Chapter: 366
I had expected my intelligence to be low compared to other stats. After all, I dedicated everything to filling up the necessary stats for being a frontliner and never made an effort to boost my intelligence.
[INTELLIGENCE 58]
But seriously, isn’t this a bit too much?! What level am I at, and my intelligence is only 58!
Shocked by the much lower number than expected, I accidentally broke the pen I was holding, forcing me to rummage through my desk to find a new one.
Calm down. Let’s think rationally here; there’s no way my intelligence, which is like the worst of the worst, could be this low.
Right. This is just a status window in a game. It’s Lucy Allen’s stats, not mine!
Yeah! It must be something like that! As I rationalized myself, I tried to take my gaze off my intelligence stat and wrote down the top of the stat window on the paper.
[POWER 105]
[What are you writing this time?]
“Current abilities of my body.”
[Power refers to muscular strength, huh? 105 is a significant number, isn’t it?]

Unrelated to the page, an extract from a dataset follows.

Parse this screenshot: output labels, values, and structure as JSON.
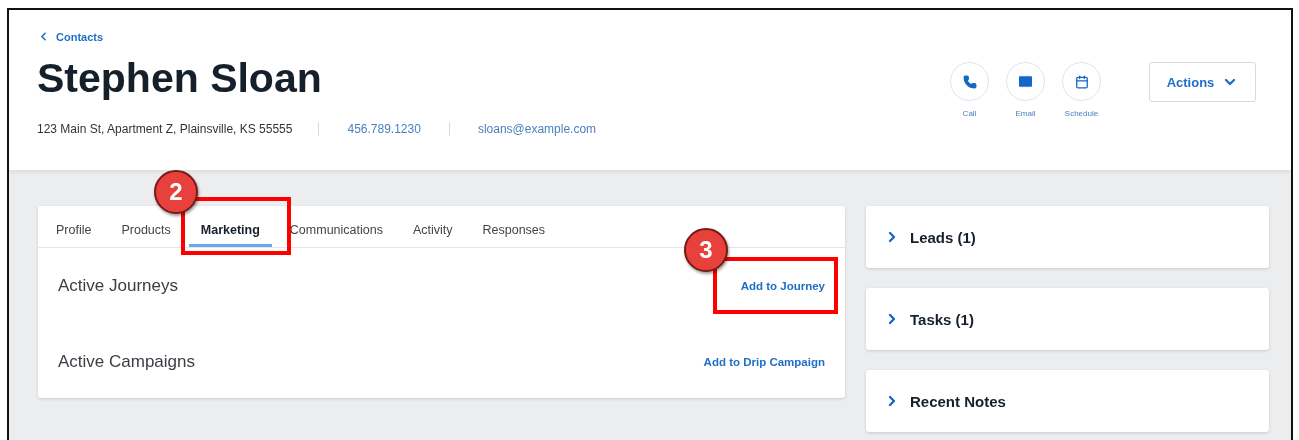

“Uh-huh. An average adventurer has about 50, and a regular knight hovers around 80, so this is pretty high, right?”
Even based on the game character standards, this number is considerable.
Before the winter break ends, reaching over 100 requires being at least a decent practitioner, not just a loser.
What if I was a loser? Well, if I purely focused everything on one stat, I could push it to 207, and realistically speaking, I’d hit around 130, but that’s pointless since this isn’t a world beyond the monitor.
In the real world, I can’t force the insane things I made game characters do.
[AGILITY 91]
[Lower compared to power, huh?]
“Well, I didn’t focus on agility training.”
Since physical abilities are interconnected, training one will naturally enhance the others.
However, that growth is merely a follow-up to whichever main skill you chose to develop; it cannot be compared to the primary skill itself.
“Still, isn’t this enough? I don’t really need to be fast.”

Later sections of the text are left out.